10.1 A new treatment in the form of tablets for the prophylaxis of migraine has been introduced, to be taken before an impending attack. Twelve patients agree to try this remedy in addition to the usual general measures they take, subject to advice from their doctor on the taking of analgesics also.
A crossover trial with identical placebo tablets is carried out over a period of 8 months. The numbers of attacks experienced by each patient on, first, the new treatment and, secondly, the placebo were as follows: patient (1) 4 and 2; patient (2) 12 and 6; patient (3) 6 and 6; patient (4) 3 and 5; patient (5)15 and 9; patient (6) 10 and 11; patient (7) 2 and 4; patient (8) 5 and 6; patient (9)11 and 3; patient (10) 4 and 7; patient (11) 6 and 0; patient (12) 2 and 5. In a Wilcoxon rank sum test what is the smaller total of ranks? Is it significant at the 5% level?

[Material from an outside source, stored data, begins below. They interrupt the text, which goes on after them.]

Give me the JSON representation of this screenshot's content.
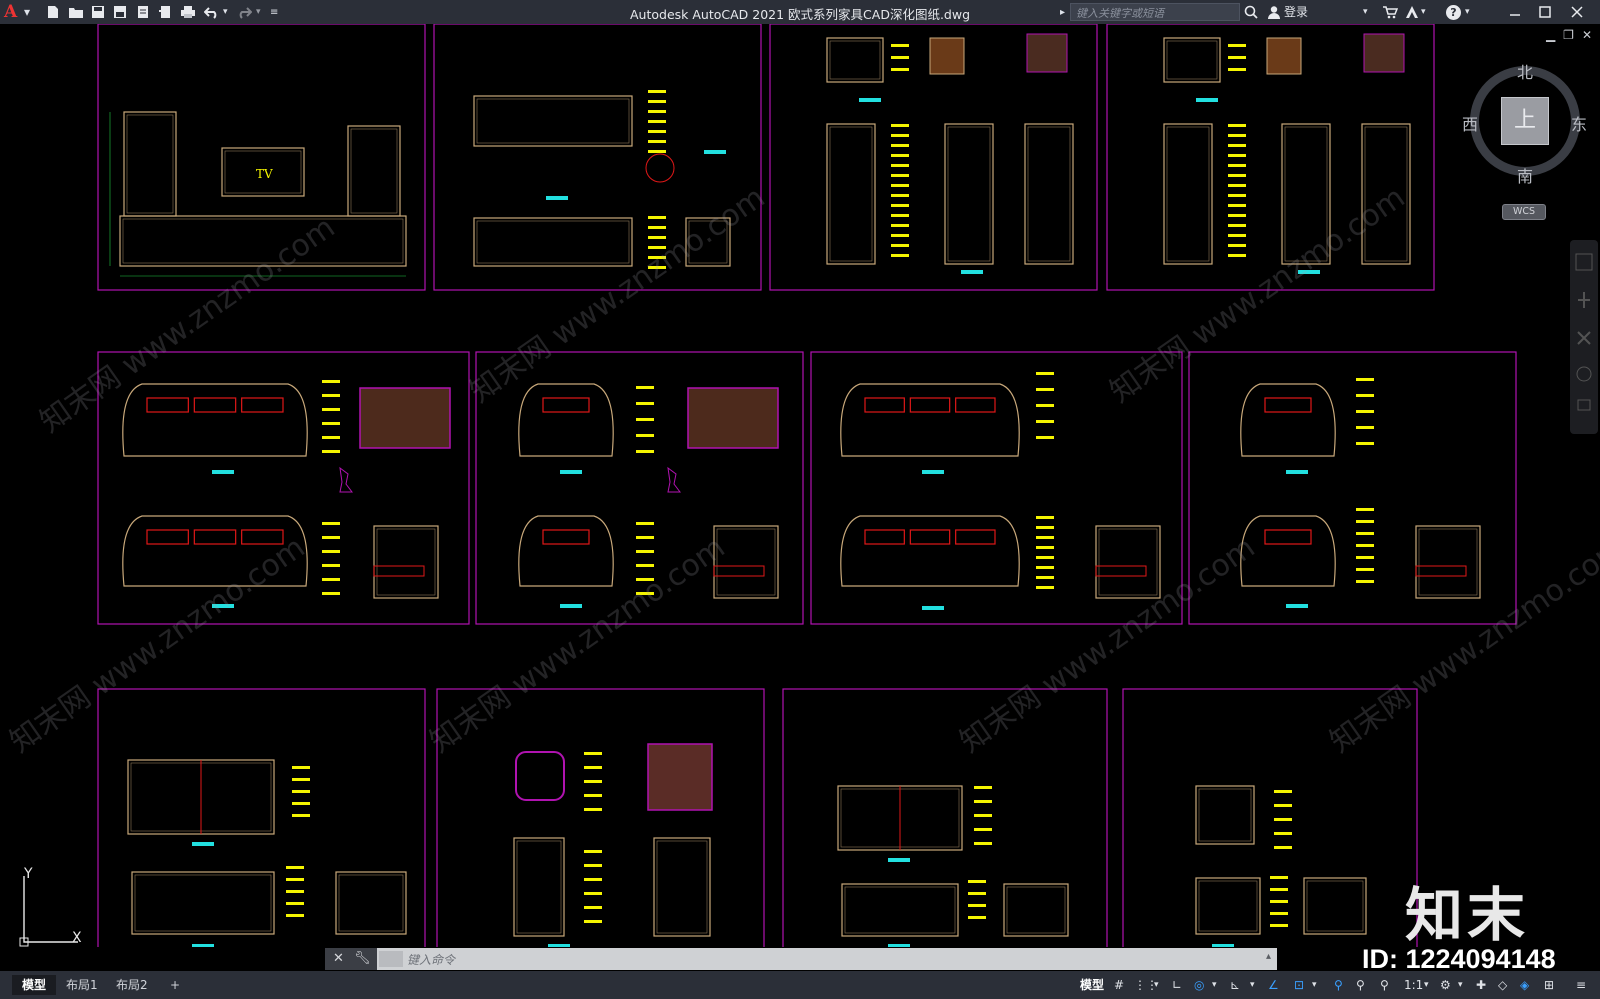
{
  "app": {
    "logo_letter": "A",
    "title": "Autodesk AutoCAD 2021    欧式系列家具CAD深化图纸.dwg",
    "search_placeholder": "键入关键字或短语",
    "login_label": "登录",
    "help_label": "?"
  },
  "viewcube": {
    "north": "北",
    "south": "南",
    "east": "东",
    "west": "西",
    "top_face": "上",
    "wcs_label": "WCS"
  },
  "drawing": {
    "tv_label": "TV",
    "ucs_y_label": "Y",
    "ucs_x_label": "X"
  },
  "command_line": {
    "placeholder": "键入命令"
  },
  "status": {
    "tabs": [
      {
        "label": "模型",
        "active": true
      },
      {
        "label": "布局1",
        "active": false
      },
      {
        "label": "布局2",
        "active": false
      }
    ],
    "add_tab": "+",
    "model_label": "模型",
    "scale_label": "1:1"
  },
  "watermark": {
    "site_cn": "知末网 www.znzmo.com",
    "brand": "知末",
    "id_label": "ID: 1224094148"
  },
  "colors": {
    "sheet_border": "#b013b0",
    "furniture": "#c8a87a",
    "dimension_yellow": "#f5f500",
    "dimension_green": "#22cc44",
    "cushion_red": "#e01818",
    "label_cyan": "#22e0e0"
  }
}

10.2 Another doctor carried out a similar pilot study with this preparation on 12 patients, giving the same placebo to ten other patients. The numbers of migraine attacks experienced by the patients over a period of 6 months were as follows.
Group receiving new preparation: patient (1) 8; (2) 6; (3) 0; (4) 3; (5) 14; (6) 5; (7) 11; (8) 2
Group receiving placebo: patient (9) 7; (10) 10; (11) 4; (12) 11; (13) 2; (14) 8; (15) 8; (16) 6; (17)1; (18) 5.
In a Mann-Whitney two sample test what is the smaller total of ranks? Which sample of patients provides it? Is the difference significant at the 5% level?